Order Taking Isn’t So Easy: Selling Event-Driven Professional Services
Wednesday, February 3rd, 2010At some professional service firms, order taking is a common way to get business. The client calls with no advanced warning and says show up tomorrow. There is no competition and little, if any, fee negotiation. Most litigation support firms get a significant share of their cases that way. So do many valuation consultants. Some kinds of legal services are also bought in this manner. Firms that deal with emergencies, whether it be a client’s sudden, bad publicity or a need for a rapid environmental cleanup, are additional examples of those who often benefit from order taking.
It sounds like an easy way to get business. But it isn’t. In these cases the client feels a high sense of urgency and needs to trust the professional he hires. This leads to a conservative approach to selecting a professional; the client is likely to go with the firm who did good work for him in the past. That makes it hard to get new clients, including the new clients needed to replace old ones, who retire or cease to give you business for some other reason. Firms or practices which get business this way run the risk of having too much work with too few clients, exposing them to sudden revenue drops, if something happens to a key client.
Just as you would be unlikely to welcome a pitch from a watch repairman, if your watch was working, clients are often reluctant to spend much time with professionals who offer such services, when they don’t have an immediate need. When they do, they are in a hurry to get help and don’t have time to expend much time researching alternatives. The problem is compounded when the client’s need is confidential as well as being urgent, such as when a client knows his company is likely to receive some devastating publicity and doesn’t want the bad news to come out any sooner than necessary.

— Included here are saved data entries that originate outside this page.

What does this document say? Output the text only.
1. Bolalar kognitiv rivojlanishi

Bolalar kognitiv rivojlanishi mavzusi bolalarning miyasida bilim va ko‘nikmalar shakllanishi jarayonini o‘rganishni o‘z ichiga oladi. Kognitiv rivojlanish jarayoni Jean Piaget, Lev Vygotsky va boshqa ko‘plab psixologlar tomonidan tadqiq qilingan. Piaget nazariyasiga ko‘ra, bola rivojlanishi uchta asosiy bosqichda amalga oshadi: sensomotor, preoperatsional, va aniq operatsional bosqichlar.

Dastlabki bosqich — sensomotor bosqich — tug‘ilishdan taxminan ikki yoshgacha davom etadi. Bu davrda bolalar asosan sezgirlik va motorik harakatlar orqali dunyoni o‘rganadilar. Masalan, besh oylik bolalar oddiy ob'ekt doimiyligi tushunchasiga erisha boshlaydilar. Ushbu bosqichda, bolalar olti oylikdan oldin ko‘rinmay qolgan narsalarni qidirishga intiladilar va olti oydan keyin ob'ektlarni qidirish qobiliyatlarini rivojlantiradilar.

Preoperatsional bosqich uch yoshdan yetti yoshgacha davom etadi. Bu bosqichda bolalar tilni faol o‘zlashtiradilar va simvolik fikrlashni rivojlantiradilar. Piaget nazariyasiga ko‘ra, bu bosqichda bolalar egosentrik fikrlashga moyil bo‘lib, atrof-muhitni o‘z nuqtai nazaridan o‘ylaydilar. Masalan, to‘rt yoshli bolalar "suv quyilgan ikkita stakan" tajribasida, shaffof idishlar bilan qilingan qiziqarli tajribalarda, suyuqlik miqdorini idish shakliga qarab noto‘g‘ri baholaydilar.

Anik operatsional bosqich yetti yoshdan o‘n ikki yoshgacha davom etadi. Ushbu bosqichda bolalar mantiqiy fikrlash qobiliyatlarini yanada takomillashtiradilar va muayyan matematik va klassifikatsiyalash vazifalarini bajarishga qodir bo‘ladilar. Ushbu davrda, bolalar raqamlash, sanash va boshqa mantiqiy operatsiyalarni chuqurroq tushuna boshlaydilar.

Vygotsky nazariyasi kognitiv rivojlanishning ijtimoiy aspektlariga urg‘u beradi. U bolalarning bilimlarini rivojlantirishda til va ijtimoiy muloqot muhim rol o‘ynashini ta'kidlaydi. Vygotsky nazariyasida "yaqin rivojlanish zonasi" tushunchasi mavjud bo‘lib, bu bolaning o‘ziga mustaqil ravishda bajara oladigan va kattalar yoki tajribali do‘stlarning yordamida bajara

Effective selling of these kinds of professional services requires far more than answering the phone. Rainmakers for these kinds of services typically select from three options:
- Public Relations: They can seek publicity in order to increase the likelihood that prospective clients will stumble across their name when an event drives a need for their services. This, of course, works best when the service meets two criteria: First, it can’t be so confidential that the profession can never reveal work done and client names and, second, it must have enough sex appeal to be worth of media attention. For many years, I worked as a location consultant, helping companies pick locations for new factories, offices and research labs. That service met both of these criteria, and we worked the publicity channel hard.
- Networks: They can develop relationships with other professionals, who have early access to information about a client’s need for help. So, for example, many turn around executives work hard to develop relationships with the workout specialists at bank and with bankruptcy attorneys.
- Developing Client Relationships: They find ways to develop relationships with clients in anticipation of the need, in effect making the sale before the need arises. This works best when the client is likely to have intermittent need, such as a litigator’s periodic need for a jury selection consultant. It is a hard route, given busy clients’ unwillingness to expend a lot of time learning about services they don’t have a need for now. In such cases, the professional must link relationship-building to a client’s more immediate needs, for example, by providing training that will meet a client’s need for continuing education credits or providing friendship on the golf course.
When the phone rings and a professional selling such a service gets an order from a new client, it usually results from a lot of hard work. Order taking isn’t so easy.